The Mudgal panel also recommended further probe against Raj Kundra and Shilpa Shetty, part-owners of Rajasthan Royals, besides suspending them from participating in any activity of the BCCI, including IPL matches, pending final determination of their role.
The court, which had in July last year appointed the IPL probe committee also comprising senior advocates Nilay Dutta and L N Rao, will consider the report on March 7. The petitioner, Cricket Association of Bihar, and the BCCI have been asked to adduce their comments on the report by the next date.
Urging the court to order a comprehensive probe by an independent agency and a time-bound criminal trial, the report, which comes two days ahead of the IPL auction scheduled for February 12-13, said there was enough material to show that a further probe was required into the contentious match between CSK and Rajasthan Royals in Jaipur on May 12, 2013.
Favouring action against CSK and Rajasthan Royals under relevant provisions of the IPL rules, the panel said any person who wished to be associated with an IPL team in any manner should also be asked to sign a code of conduct and be liable to similar obligations as the players.
The panel also underlined that players should not be allowed to own any stakes or interests in player agencies or companies involved with cricket, unless such interests are in the nature of sponsorship or endorsements.
Dhoni had recently faced charges of alleged conflict of interest over his reported stake in Rhiti Sports Management, which also managed cricketers Suresh Raina, Ravindra Jadeja and Pragyan Ojha.
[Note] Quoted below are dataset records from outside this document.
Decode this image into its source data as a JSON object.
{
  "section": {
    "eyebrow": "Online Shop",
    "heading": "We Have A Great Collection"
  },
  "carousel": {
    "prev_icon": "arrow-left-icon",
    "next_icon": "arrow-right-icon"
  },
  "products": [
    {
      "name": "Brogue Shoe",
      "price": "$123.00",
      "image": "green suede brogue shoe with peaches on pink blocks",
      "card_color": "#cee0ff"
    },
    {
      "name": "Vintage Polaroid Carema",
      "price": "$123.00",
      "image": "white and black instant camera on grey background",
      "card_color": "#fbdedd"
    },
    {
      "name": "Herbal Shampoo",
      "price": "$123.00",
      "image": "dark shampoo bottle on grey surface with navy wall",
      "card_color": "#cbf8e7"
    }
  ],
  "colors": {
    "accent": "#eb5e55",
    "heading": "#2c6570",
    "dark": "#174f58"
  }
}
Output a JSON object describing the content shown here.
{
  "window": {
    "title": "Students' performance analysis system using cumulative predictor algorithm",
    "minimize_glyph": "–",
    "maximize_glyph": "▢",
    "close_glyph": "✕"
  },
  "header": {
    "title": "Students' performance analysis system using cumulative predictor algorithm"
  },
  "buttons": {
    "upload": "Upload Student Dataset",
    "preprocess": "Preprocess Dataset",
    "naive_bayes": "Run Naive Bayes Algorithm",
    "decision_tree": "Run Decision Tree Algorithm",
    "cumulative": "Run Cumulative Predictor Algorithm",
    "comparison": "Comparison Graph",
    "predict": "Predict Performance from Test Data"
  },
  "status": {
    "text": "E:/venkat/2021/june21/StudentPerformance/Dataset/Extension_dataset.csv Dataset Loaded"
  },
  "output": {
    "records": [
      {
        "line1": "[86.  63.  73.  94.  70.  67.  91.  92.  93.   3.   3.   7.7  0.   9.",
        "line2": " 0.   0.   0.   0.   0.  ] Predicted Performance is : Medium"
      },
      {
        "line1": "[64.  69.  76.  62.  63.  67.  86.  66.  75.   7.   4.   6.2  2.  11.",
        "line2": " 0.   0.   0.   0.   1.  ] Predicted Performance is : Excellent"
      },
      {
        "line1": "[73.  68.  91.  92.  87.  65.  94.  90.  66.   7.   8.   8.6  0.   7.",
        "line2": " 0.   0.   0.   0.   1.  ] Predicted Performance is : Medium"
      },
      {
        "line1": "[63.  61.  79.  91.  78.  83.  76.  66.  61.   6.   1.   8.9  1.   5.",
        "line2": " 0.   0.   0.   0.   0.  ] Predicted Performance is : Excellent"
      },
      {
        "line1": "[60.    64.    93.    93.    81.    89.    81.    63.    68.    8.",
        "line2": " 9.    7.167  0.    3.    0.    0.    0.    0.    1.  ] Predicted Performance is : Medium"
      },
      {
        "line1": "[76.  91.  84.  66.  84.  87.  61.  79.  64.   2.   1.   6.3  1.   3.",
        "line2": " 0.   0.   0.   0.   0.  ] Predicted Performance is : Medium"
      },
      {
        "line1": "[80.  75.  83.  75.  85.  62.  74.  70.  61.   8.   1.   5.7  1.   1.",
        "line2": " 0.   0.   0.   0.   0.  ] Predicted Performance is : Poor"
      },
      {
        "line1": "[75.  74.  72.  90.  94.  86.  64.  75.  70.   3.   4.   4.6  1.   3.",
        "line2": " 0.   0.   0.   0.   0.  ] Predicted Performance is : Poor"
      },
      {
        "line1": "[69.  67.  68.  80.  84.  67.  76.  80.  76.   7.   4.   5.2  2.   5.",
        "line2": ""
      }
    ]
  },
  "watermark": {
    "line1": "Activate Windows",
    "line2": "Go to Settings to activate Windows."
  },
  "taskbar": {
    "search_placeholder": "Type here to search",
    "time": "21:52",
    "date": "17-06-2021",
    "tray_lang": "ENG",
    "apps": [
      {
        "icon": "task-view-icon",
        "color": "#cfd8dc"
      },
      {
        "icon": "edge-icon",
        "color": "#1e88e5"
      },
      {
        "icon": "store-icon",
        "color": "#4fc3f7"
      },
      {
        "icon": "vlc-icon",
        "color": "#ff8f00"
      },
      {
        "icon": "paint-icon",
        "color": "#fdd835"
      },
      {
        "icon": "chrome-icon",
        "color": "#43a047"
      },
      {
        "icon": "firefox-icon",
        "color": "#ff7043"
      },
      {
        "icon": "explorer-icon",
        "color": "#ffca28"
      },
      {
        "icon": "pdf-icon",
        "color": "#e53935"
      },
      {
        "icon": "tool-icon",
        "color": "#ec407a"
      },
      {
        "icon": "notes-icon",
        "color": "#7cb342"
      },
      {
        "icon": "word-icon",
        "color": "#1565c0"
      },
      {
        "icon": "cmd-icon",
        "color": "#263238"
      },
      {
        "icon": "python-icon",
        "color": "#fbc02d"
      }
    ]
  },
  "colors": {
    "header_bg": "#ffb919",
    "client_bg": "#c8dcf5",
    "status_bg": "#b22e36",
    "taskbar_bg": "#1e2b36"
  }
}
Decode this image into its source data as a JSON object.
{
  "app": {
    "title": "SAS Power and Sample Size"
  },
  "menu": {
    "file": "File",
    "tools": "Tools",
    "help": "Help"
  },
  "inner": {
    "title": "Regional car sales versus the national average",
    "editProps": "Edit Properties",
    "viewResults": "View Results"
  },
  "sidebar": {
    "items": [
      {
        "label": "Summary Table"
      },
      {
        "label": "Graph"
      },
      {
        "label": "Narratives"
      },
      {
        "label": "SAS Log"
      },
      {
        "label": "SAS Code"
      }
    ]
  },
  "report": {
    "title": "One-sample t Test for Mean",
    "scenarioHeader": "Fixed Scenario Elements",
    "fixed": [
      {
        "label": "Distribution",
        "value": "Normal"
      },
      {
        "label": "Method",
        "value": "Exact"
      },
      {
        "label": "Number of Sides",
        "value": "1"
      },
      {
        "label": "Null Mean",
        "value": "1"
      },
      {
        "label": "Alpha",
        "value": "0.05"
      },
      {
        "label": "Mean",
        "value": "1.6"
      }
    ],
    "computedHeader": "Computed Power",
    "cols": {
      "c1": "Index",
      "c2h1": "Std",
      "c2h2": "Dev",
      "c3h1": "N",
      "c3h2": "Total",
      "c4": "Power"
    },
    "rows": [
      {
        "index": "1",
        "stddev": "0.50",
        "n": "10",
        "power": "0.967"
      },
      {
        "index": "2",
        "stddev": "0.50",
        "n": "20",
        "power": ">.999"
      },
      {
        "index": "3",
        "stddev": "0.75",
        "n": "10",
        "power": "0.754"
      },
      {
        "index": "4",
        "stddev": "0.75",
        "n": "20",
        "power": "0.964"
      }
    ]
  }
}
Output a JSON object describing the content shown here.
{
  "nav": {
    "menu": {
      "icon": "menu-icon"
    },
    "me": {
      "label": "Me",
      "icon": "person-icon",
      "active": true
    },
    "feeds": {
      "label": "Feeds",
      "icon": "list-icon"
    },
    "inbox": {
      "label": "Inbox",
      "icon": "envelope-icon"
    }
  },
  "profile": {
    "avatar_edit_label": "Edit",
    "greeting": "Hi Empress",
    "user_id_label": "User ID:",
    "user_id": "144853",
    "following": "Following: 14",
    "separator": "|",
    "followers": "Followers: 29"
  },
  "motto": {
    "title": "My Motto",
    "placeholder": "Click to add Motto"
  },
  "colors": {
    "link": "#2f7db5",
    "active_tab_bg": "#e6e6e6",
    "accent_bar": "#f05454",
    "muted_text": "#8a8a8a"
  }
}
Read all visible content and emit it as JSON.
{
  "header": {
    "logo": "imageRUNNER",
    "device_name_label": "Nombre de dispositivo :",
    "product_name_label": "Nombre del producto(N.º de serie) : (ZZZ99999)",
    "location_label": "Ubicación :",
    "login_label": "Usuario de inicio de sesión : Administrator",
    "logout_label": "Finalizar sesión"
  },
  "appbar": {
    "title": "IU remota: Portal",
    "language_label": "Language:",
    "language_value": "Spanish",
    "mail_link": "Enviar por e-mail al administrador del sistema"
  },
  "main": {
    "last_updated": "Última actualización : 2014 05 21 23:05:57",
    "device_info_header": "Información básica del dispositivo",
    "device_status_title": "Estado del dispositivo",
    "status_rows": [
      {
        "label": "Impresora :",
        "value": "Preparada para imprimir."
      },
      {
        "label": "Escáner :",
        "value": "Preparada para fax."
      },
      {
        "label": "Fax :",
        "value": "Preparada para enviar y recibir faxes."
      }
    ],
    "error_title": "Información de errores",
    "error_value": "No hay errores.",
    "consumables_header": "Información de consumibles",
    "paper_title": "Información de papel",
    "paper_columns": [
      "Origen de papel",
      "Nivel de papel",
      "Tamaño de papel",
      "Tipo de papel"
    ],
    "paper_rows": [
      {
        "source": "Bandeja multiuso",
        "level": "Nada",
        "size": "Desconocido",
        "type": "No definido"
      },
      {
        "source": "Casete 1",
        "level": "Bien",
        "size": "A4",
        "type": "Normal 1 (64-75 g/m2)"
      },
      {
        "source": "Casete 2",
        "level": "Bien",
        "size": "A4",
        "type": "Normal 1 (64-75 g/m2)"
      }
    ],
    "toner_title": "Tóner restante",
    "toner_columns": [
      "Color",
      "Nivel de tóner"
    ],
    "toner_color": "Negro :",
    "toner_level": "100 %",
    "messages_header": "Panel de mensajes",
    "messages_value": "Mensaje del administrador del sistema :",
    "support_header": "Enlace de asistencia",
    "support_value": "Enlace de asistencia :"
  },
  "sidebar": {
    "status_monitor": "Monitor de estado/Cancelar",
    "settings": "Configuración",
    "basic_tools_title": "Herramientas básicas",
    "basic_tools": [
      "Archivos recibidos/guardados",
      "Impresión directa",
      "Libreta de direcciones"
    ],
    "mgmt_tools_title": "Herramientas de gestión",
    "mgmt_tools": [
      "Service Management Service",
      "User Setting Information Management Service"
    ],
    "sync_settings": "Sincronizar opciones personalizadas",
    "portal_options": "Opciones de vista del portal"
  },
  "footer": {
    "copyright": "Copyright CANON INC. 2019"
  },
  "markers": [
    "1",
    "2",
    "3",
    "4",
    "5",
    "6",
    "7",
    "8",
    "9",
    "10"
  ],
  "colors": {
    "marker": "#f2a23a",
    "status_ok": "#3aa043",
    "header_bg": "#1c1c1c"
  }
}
The firm had maintained that Dhoni was a shareholder only for a brief period, and currently held no stakes.
The panel recommended that no person holding office in the BCCI should have the power to curtail, restrict or define any such investigation. Srinivasan was a part of the disciplinary committee that defined the scope of the probe into the IPL spot-fixing and betting scandal.
The panel said there was a need for a system to register player agents while also ensuring that agents do not travel with the team or stay in the same hotel as the team.